Cerenti (Riaunews.com) – Masyarakat Desa Pesikaian, Kecamatan Cerenti, bersama mahasiswa asal Kecamatan Cerenti menggelar aksi damai menolak relokasi warga Taman Nasional Tesso Nilo (TNTN) ke wilayah tanah ulayat Siampo, Minggu (18/1/2026). Aksi tersebut berlangsung di Bundaran Tugu Proklamasi, Pasar Cerenti, Kabupaten Kuantan Singingi, dengan pengawalan aparat kepolisian.

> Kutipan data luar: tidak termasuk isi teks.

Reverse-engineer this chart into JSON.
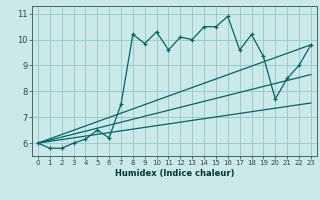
{
  "xlabel": "Humidex (Indice chaleur)",
  "bg_color": "#cce9e9",
  "grid_color": "#99cccc",
  "line_color": "#006666",
  "xlim": [
    -0.5,
    23.5
  ],
  "ylim": [
    5.5,
    11.3
  ],
  "xticks": [
    0,
    1,
    2,
    3,
    4,
    5,
    6,
    7,
    8,
    9,
    10,
    11,
    12,
    13,
    14,
    15,
    16,
    17,
    18,
    19,
    20,
    21,
    22,
    23
  ],
  "yticks": [
    6,
    7,
    8,
    9,
    10,
    11
  ],
  "line1_x": [
    0,
    1,
    2,
    3,
    4,
    5,
    6,
    7,
    8,
    9,
    10,
    11,
    12,
    13,
    14,
    15,
    16,
    17,
    18,
    19,
    20,
    21,
    22,
    23
  ],
  "line1_y": [
    6.0,
    5.8,
    5.8,
    6.0,
    6.15,
    6.5,
    6.2,
    7.5,
    10.2,
    9.85,
    10.3,
    9.6,
    10.1,
    10.0,
    10.5,
    10.5,
    10.9,
    9.6,
    10.2,
    9.35,
    7.7,
    8.5,
    9.0,
    9.8
  ],
  "line2_x": [
    0,
    23
  ],
  "line2_y": [
    6.0,
    9.8
  ],
  "line3_x": [
    0,
    23
  ],
  "line3_y": [
    6.0,
    8.65
  ],
  "line4_x": [
    0,
    23
  ],
  "line4_y": [
    6.0,
    7.55
  ]
}
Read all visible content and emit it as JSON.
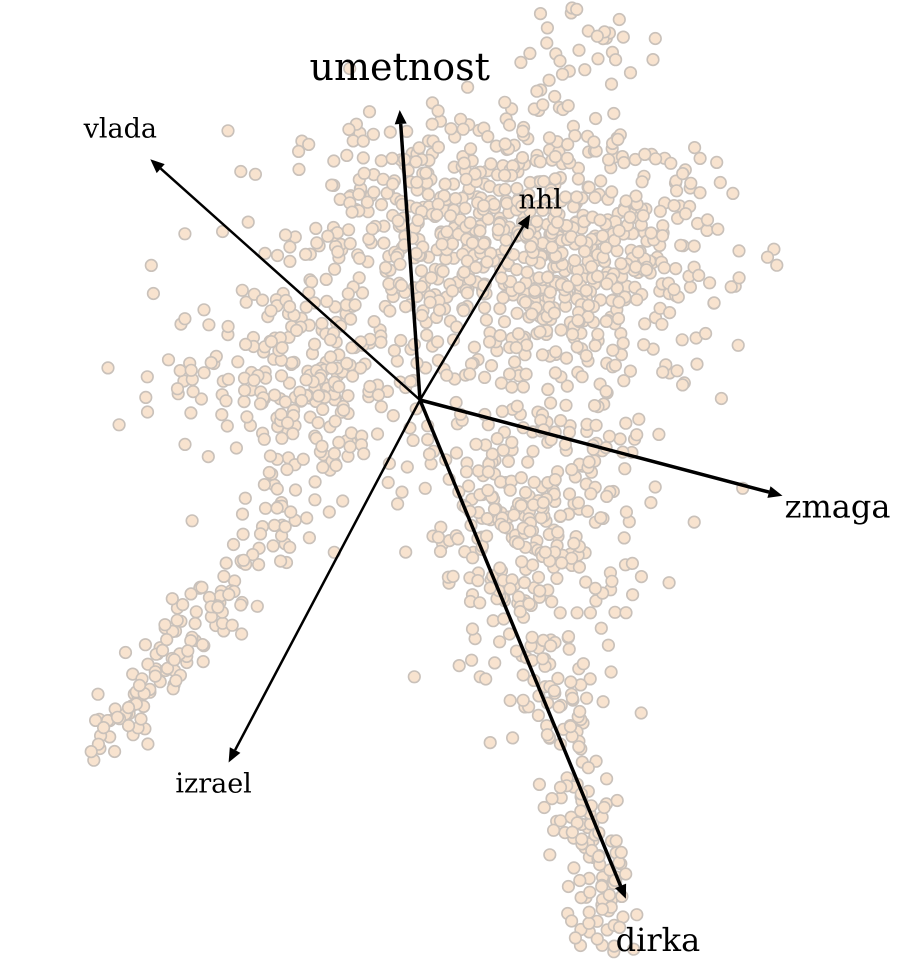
{
  "chart_data": {
    "type": "scatter",
    "title": "",
    "xlabel": "",
    "ylabel": "",
    "grid": false,
    "legend": "none",
    "point_fill": "#f8e3cf",
    "point_stroke": "#c9c1ba",
    "arrow_color": "#000000",
    "biplot_vectors": [
      {
        "label": "umetnost",
        "dx": -0.07,
        "dy": 1.0,
        "weight": 3.5
      },
      {
        "label": "vlada",
        "dx": -0.93,
        "dy": 0.83,
        "weight": 2.5
      },
      {
        "label": "nhl",
        "dx": 0.38,
        "dy": 0.64,
        "weight": 2.5
      },
      {
        "label": "zmaga",
        "dx": 1.25,
        "dy": -0.33,
        "weight": 3.5
      },
      {
        "label": "izrael",
        "dx": -0.66,
        "dy": -1.25,
        "weight": 2.5
      },
      {
        "label": "dirka",
        "dx": 0.71,
        "dy": -1.72,
        "weight": 3.5
      }
    ],
    "point_clusters": [
      {
        "cx": 0.1,
        "cy": 0.6,
        "sx": 0.28,
        "sy": 0.2,
        "n": 420
      },
      {
        "cx": 0.55,
        "cy": 0.45,
        "sx": 0.26,
        "sy": 0.22,
        "n": 420
      },
      {
        "cx": -0.4,
        "cy": 0.1,
        "sx": 0.25,
        "sy": 0.17,
        "n": 220
      },
      {
        "cx": 0.4,
        "cy": -0.4,
        "sx": 0.2,
        "sy": 0.28,
        "n": 300
      },
      {
        "cx": 0.55,
        "cy": 1.5,
        "sx": 0.12,
        "sy": 0.45,
        "n": 180
      }
    ],
    "point_tails": [
      {
        "from": [
          -0.2,
          0.0
        ],
        "to": [
          -1.1,
          -1.2
        ],
        "spread": 0.1,
        "n": 170
      },
      {
        "from": [
          0.3,
          -0.3
        ],
        "to": [
          0.7,
          -2.05
        ],
        "spread": 0.11,
        "n": 220
      },
      {
        "from": [
          0.5,
          1.5
        ],
        "to": [
          0.85,
          2.9
        ],
        "spread": 0.07,
        "n": 45
      }
    ]
  }
}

Massa aksi mulai berkumpul sekitar pukul 09.30 WIB di bawah koordinasi Aditya Pramana selaku koordinator lapangan. Puluhan peserta aksi secara bergantian menyampaikan orasi dan menyatakan sikap tegas menolak rencana relokasi warga TNTN ke Desa Pesikaian.
Dalam pernyataan sikapnya, massa menolak penerbitan izin Hutan Kemasyarakatan (HKm) di wilayah adat Siampo karena dinilai tidak sesuai Undang-Undang Kehutanan dan Peraturan Menteri Lingkungan Hidup dan Kehutanan. Mereka menilai izin tersebut diterbitkan tanpa partisipasi masyarakat adat dan tidak memenuhi syarat legalitas kelompok, administrasi, maupun teknis.
Massa aksi juga menilai izin HKm berpotensi memicu konflik sosial dan merampas hak kelola masyarakat lokal. Karena itu, mereka menuntut pencabutan izin HKm di wilayah adat Siampo serta meminta pemerintah mengevaluasi seluruh proses penerbitannya sesuai ketentuan hukum yang berlaku. Selain itu, massa menegaskan penolakan total terhadap relokasi warga TNTN ke Desa Pesikaian.
Salah seorang warga Cerenti, Boy Nofri, menyatakan masyarakat kembali turun ke jalan karena rencana relokasi disebut masih terus berjalan meski penolakan telah disampaikan sebelumnya. Ia menegaskan tanah ulayat Siampo merupakan milik masyarakat Cerenti dan tidak dapat dialihkan untuk kepentingan relokasi warga dari luar daerah.
Boy menjelaskan tanah ulayat Siampo sejak 2005 dikerjasamakan antara Koperasi Siampo Pelangi dan PTPN V, yang kini menjadi PTPN IV, dengan pola bagi hasil 60:40 hingga 2028. Aksi damai yang juga diwarnai pembentangan spanduk penolakan itu berakhir sekitar pukul 11.15 WIB dan berlangsung aman serta kondusif di bawah pengamanan aparat kepolisian dan TNI.